Materials and Methods: A comparative study done on 258 adult patients, admitted with suspected features of community-acquired infections. The study group included all patients who had positive blood culture results on index presentation at ED. Patients with hematological, chronic liver and retroviral diseases, patients receiving chemotherapy, and steroid medications were excluded from the study. The study group was compared with gender- and age-matched control group who were also admitted with a suspicion of the same, but in whom the blood culture results were negative.

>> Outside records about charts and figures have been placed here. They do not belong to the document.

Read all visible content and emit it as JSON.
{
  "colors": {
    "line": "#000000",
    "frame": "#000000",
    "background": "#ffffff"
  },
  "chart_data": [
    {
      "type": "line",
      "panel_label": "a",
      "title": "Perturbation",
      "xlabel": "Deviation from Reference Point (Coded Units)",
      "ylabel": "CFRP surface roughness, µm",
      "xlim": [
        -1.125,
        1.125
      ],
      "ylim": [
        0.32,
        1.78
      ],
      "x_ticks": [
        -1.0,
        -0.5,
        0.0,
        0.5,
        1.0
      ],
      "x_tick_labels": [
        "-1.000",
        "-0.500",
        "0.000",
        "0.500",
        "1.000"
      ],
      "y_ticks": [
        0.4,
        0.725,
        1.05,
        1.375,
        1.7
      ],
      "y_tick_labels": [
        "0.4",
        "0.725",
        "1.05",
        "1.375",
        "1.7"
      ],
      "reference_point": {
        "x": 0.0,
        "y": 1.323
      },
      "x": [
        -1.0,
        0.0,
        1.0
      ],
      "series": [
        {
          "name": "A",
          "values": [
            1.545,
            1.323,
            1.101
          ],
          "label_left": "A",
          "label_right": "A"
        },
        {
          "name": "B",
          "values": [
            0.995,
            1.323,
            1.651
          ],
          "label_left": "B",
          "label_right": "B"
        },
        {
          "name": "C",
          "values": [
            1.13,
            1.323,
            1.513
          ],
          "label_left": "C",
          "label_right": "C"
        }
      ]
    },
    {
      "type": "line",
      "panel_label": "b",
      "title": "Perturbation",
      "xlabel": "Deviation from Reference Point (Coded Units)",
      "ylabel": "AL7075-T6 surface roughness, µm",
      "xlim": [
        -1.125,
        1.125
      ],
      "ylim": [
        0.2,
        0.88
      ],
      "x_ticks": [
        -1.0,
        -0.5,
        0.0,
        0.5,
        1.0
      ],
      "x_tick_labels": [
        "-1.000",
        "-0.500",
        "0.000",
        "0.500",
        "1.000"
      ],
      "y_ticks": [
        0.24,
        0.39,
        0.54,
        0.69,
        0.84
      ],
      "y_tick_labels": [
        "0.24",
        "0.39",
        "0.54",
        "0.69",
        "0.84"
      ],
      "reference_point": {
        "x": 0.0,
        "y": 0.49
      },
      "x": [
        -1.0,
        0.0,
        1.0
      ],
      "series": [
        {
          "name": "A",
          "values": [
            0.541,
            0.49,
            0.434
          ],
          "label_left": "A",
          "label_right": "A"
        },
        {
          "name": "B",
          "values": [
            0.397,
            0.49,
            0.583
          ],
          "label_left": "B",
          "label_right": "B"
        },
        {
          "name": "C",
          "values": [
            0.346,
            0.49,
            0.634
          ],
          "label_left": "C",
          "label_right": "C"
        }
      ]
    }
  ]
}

Results: There was no statistically significant difference for predicting bacteremia by NLCR (>4.63) and culture positivity methods ( = 1.00). NLCR of > 4.63 predicts bacteremia with an accuracy of 84.9%.

Conclusion: In our setting, NLCR performs equally well with culture positivity, in detecting severe infection at the early phase of disease. The NLCR may, therefore, be used as a suitable screening marker at ED for suspected community-acquired infections.